FOM: Wolfram and logic/foundations of mathematics

[John T. Baldwin]

Henry Cohn writes, `He (Wolfram) conjectures that (roughly) almost all
systems are either computationally universal or obviously not
computationally universal (because they do something trivial). '

I haven't read the most recent book but the paper On the
classifiability of Cellular Automata, by myself and Saharon Shelah
addresses a similar early conjecture by Wolfram.  Here is the
abstract of our paper:

Based on computer simulations Wolfram presented in several papers
conjectured classifications of cellular automata into 4 types.
   We show a natural formalization of his rate of growth suggestion does
not provide a classification (even probabilistically) of all
cellular automata.
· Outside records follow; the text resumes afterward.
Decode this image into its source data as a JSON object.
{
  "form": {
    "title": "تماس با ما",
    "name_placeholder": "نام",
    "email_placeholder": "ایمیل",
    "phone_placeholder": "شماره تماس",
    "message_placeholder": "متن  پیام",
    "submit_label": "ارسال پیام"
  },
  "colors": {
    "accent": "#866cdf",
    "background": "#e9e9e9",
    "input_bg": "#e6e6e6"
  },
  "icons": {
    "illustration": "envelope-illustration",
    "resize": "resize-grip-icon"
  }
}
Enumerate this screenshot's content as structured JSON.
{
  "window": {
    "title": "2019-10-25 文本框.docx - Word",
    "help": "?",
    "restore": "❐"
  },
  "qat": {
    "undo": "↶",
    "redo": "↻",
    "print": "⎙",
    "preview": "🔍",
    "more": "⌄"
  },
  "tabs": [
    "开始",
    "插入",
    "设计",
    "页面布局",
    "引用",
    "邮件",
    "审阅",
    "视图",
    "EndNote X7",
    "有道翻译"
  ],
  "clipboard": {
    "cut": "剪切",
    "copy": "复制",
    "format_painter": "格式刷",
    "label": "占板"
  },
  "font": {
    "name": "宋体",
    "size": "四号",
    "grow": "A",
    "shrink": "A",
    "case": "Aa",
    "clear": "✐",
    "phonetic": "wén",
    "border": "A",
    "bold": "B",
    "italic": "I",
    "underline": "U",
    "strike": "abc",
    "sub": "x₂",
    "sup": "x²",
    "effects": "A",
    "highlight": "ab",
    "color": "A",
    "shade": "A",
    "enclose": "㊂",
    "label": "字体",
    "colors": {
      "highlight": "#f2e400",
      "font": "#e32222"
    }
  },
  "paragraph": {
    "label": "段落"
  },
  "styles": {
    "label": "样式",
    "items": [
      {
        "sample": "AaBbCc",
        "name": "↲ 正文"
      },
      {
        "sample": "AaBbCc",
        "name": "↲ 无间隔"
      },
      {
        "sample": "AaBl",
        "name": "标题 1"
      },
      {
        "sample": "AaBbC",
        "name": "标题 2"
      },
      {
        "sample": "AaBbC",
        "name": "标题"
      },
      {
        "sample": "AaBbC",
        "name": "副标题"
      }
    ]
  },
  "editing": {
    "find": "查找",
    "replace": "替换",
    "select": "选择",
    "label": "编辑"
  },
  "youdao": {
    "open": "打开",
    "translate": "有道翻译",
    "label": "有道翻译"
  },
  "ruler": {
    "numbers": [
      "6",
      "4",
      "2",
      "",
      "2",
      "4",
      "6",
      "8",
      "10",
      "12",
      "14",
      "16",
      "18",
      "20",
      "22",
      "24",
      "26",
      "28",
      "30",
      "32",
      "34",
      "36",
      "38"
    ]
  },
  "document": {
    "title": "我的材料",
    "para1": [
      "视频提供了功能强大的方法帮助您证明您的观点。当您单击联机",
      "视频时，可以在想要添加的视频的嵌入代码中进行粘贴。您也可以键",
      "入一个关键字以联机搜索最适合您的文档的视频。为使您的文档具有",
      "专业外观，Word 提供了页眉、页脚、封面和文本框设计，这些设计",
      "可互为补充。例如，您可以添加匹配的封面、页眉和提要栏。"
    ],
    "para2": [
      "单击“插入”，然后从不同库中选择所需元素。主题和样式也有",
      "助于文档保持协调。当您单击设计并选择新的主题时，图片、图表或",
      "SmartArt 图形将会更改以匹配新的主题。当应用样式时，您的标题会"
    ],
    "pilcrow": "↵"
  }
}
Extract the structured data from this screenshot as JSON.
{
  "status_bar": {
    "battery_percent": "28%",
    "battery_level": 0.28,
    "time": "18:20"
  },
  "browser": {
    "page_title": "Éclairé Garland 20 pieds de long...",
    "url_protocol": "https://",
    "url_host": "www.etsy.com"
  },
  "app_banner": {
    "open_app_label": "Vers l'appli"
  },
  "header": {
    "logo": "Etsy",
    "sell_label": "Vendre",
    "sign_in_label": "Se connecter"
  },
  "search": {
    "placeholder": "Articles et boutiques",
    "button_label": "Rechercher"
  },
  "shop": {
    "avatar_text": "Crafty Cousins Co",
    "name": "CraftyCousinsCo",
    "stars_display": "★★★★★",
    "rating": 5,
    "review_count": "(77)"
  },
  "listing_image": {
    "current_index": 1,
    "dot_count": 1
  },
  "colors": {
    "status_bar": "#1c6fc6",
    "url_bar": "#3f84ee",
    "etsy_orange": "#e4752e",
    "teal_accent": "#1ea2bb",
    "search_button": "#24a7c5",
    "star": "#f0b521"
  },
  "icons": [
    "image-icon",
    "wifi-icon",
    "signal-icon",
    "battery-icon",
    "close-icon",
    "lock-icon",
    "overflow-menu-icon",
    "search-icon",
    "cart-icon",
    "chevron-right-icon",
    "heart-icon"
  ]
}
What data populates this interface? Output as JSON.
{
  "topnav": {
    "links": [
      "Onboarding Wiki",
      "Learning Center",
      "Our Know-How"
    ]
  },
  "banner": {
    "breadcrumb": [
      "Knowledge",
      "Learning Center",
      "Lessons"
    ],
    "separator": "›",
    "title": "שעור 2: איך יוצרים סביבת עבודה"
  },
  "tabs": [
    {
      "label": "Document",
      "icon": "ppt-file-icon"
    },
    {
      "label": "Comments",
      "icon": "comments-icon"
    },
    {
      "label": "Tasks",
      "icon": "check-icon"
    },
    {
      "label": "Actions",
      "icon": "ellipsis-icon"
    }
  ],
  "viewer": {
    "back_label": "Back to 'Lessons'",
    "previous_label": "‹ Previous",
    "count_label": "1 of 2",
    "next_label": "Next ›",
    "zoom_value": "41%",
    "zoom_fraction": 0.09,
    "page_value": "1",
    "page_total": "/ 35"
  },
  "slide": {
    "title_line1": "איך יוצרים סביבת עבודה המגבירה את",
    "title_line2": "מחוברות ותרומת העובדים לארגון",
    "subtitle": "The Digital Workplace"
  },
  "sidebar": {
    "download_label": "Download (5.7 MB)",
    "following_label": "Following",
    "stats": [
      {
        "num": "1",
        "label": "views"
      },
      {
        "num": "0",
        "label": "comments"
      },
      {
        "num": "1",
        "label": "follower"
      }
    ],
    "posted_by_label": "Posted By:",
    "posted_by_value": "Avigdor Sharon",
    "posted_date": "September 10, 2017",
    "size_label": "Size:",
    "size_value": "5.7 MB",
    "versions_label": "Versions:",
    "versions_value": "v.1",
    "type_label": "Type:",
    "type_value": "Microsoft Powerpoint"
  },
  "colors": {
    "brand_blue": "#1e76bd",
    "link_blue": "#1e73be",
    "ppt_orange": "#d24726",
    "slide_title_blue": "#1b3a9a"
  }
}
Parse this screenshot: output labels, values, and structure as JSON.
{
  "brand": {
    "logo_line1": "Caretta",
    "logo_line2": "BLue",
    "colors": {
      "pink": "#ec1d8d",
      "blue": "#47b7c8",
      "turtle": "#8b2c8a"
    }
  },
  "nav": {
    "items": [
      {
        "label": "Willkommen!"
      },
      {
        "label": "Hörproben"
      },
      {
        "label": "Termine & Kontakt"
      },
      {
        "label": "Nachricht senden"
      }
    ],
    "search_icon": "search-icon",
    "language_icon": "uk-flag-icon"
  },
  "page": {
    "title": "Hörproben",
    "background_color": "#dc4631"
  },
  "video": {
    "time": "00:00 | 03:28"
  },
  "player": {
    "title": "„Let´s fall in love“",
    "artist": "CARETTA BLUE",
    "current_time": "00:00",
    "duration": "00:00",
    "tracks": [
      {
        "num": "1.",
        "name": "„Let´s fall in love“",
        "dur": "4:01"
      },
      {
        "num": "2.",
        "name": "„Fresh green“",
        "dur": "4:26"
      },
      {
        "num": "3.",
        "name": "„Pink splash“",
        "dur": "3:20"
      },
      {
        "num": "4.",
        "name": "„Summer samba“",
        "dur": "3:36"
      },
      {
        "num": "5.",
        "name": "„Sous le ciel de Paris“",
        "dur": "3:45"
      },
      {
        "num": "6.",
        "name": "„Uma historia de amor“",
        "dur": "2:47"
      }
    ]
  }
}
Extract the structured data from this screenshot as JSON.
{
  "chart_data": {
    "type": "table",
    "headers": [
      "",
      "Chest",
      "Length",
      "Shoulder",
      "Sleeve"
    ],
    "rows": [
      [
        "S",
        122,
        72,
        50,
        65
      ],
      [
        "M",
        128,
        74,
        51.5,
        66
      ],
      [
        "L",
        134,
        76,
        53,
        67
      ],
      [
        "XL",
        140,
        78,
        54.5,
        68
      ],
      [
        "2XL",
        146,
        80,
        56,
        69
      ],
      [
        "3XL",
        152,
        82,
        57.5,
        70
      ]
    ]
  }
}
Theorem.  For any rational $p$, $q$, $0 \leq
p,q \leq =1$ with $p+q =1$, there is  a cellular automata
$A_{p,q}$ which has probability $p$ of being in class 3,
probability $q$ of being in class 4. We also construct an automata
which grows monotonically at rate $\log t$, rather than at a
constant rate.

The paper is available on my website
http://www.math.uic.edu/~jbaldwin/model.html or Shelah's at
Rutgers. It appeared in the Journal of Theoretical Computer
Science Journal of Theoretical Computer Science 230 (2000) 117-129

I have found considerable imprecision in the Cellular Automata
literature about the distinction between simulation and universal
computability.  In particular, the significance of input-output
conventions is glossed over (noted I believe also in Kadvnay's
post).